Part of Osheske’s argument was Landmark advertising its “reputation for delivering the best in specialty, traditional and independent film,” but the theater argued that doesn’t place it in the same category as the type of provider that rents, sells or delivers “prerecorded video cassette tapes or similar audio visual materials.”

The appellate panel agreed, saying the VPPA language makes it clear the pertinent transaction involves a physical video product and not the in-auditorium transmission of light and sound.

“Landmark does not deliver any ‘audio visual materials’ to the customer in either its ticket sales or its in-theater experiences,” McKeown wrote. “As Landmark’s counsel laid out, ‘theater patrons do not obtain the control over audiovisual materials available to prerecorded video viewers. Someone late to a theater showing cannot rewind the movie, someone needing to use the facilities or desiring a soft drink cannot pause it, and someone falling asleep cannot stop it and start it again later.’ Simply put, there has not been a transaction involving an exchange of video materials that qualifies as a ‘rental, sale, or delivery.’ ”

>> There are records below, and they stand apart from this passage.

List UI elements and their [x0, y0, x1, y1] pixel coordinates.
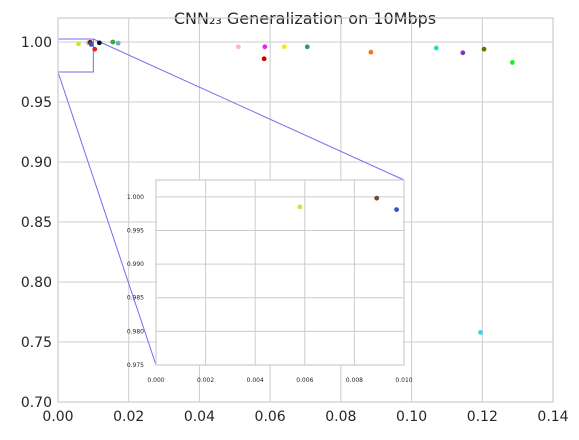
- inset-y-tick-label: 0.990: [127, 261, 144, 268]
- inset-plot-frame: [155, 179, 405, 366]
- data-point: [235, 44, 241, 50]
- data-point: [481, 46, 487, 52]
- main-plot-frame: [57, 17, 554, 403]
- data-point: [76, 41, 81, 47]
- x-tick-label: 0.08: [325, 409, 356, 425]
- inset-x-tick-label: 0.004: [247, 377, 264, 384]
- inset-y-ticks: 0.975 0.980 0.985 0.990 0.995 1.000: [127, 194, 144, 369]
- y-tick-label: 0.95: [21, 95, 52, 111]
- data-point: [92, 46, 98, 52]
- x-tick-label: 0.10: [396, 409, 427, 425]
- y-tick-label: 0.70: [21, 395, 52, 411]
- y-tick-label: 0.75: [21, 335, 52, 351]
- inset-data-point: [297, 204, 303, 210]
- inset-y-tick-label: 0.985: [127, 295, 144, 302]
- y-tick-label: 0.80: [21, 275, 52, 291]
- inset-y-tick-label: 1.000: [127, 194, 144, 201]
- data-point: [96, 40, 102, 46]
- y-tick-label: 0.85: [21, 215, 52, 231]
- inset-x-tick-label: 0.010: [395, 377, 412, 384]
- x-tick-label: 0.12: [467, 409, 498, 425]
- x-tick-label: 0.14: [537, 409, 568, 425]
- inset-data-point: [394, 207, 399, 213]
- zoom-connector-line: [93, 38, 405, 181]
- inset-y-tick-label: 0.980: [127, 328, 144, 335]
- data-point: [88, 42, 94, 47]
- main-points: [76, 39, 515, 335]
- data-point: [478, 330, 483, 335]
- inset-y-tick-label: 0.975: [127, 362, 144, 369]
- x-axis-ticks: 0.00 0.02 0.04 0.06 0.08 0.10 0.12 0.14: [42, 409, 568, 425]
- data-point: [281, 44, 287, 50]
- data-point: [110, 39, 116, 45]
- y-tick-label: 1.00: [21, 35, 52, 51]
- data-point: [509, 60, 515, 65]
- data-point: [262, 44, 268, 50]
- x-tick-label: 0.04: [184, 409, 215, 425]
- y-axis-ticks: 0.70 0.75 0.80 0.85 0.90 0.95 1.00: [21, 35, 52, 411]
- x-tick-label: 0.02: [113, 409, 144, 425]
- inset-data-point: [374, 195, 380, 201]
- data-point: [433, 45, 439, 51]
- inset-x-tick-label: 0.000: [147, 377, 164, 384]
- inset-points: [297, 195, 399, 213]
- inset-x-tick-label: 0.002: [197, 377, 214, 384]
- data-point: [115, 40, 121, 46]
- data-point: [261, 56, 267, 62]
- data-point: [368, 49, 374, 55]
- x-tick-label: 0.06: [255, 409, 286, 425]
- zoom-connector-line: [57, 71, 157, 366]
- inset-x-ticks: 0.000 0.002 0.004 0.006 0.008 0.010: [147, 377, 412, 384]
- inset-x-tick-label: 0.006: [296, 377, 313, 384]
- y-tick-label: 0.90: [21, 155, 52, 171]
- x-tick-label: 0.00: [42, 409, 73, 425]
- inset-x-tick-label: 0.008: [346, 377, 363, 384]
- data-point: [460, 50, 466, 56]
- data-point: [304, 44, 310, 50]
- inset-y-tick-label: 0.995: [127, 227, 144, 234]
- inset-background: [156, 180, 404, 365]
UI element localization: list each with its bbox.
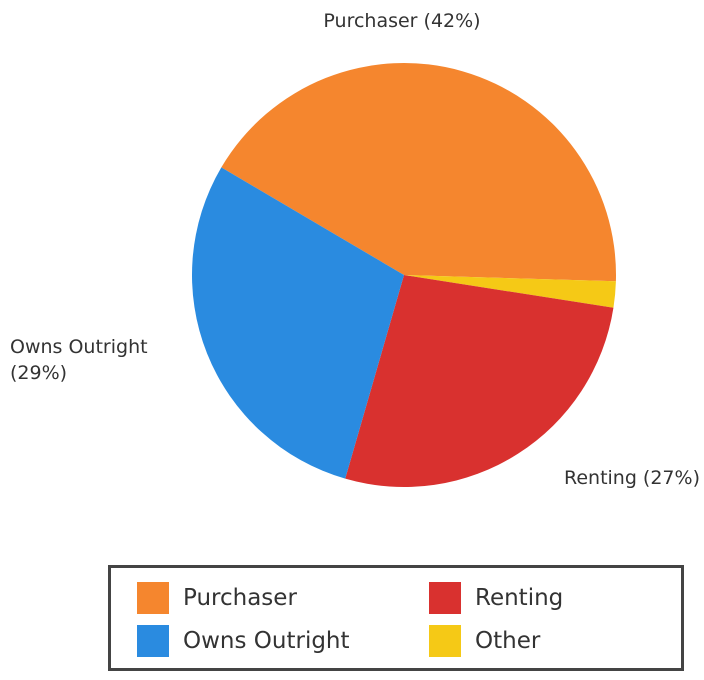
- legend-label: Other: [475, 628, 541, 654]
- slice-label: Renting (27%): [563, 467, 700, 489]
- legend-label: Owns Outright: [183, 628, 350, 654]
- legend-label: Purchaser: [183, 585, 297, 611]
- legend-label: Renting: [475, 585, 564, 611]
- legend-swatch: [429, 582, 461, 614]
- legend-swatch: [429, 625, 461, 657]
- legend-swatch: [137, 625, 169, 657]
- pie-slice: [345, 275, 614, 487]
- pie-slice: [221, 63, 616, 282]
- legend-swatch: [137, 582, 169, 614]
- slice-label: Purchaser (42%): [323, 10, 481, 32]
- legend: Purchaser Renting Owns Outright Other: [108, 565, 684, 671]
- pie-area: [191, 63, 616, 487]
- pie-slice: [404, 275, 616, 308]
- legend-item: Other: [429, 624, 540, 658]
- legend-item: Purchaser: [137, 581, 297, 615]
- slice-label: Owns Outright (29%): [10, 336, 148, 384]
- legend-item: Renting: [429, 581, 563, 615]
- pie-slice: [191, 167, 404, 479]
- legend-item: Owns Outright: [137, 624, 350, 658]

Looking at the Bork incident, the panel noted “outraged” lawmakers made remarks about intellectual freedom and privacy in the context of a person’s home. Further, had Congress wanted to include movie theater tickets in the law, it omitted such venues, “perhaps because they are publicly accessible sites of shared synchronous viewing,” McKeown wrote.

The panel also said dismissal without leave to amend was proper, as it is clear the complaint can’t be saved.

Osheske is represented by Berger Montague, of La Mesa and San Francisco.

Silver Cinemas is represented by Baker & Hostetler, of Chicago, Los Angeles and Washington, D.C.

Attorneys for both sides did not respond to requests for comment from The Record.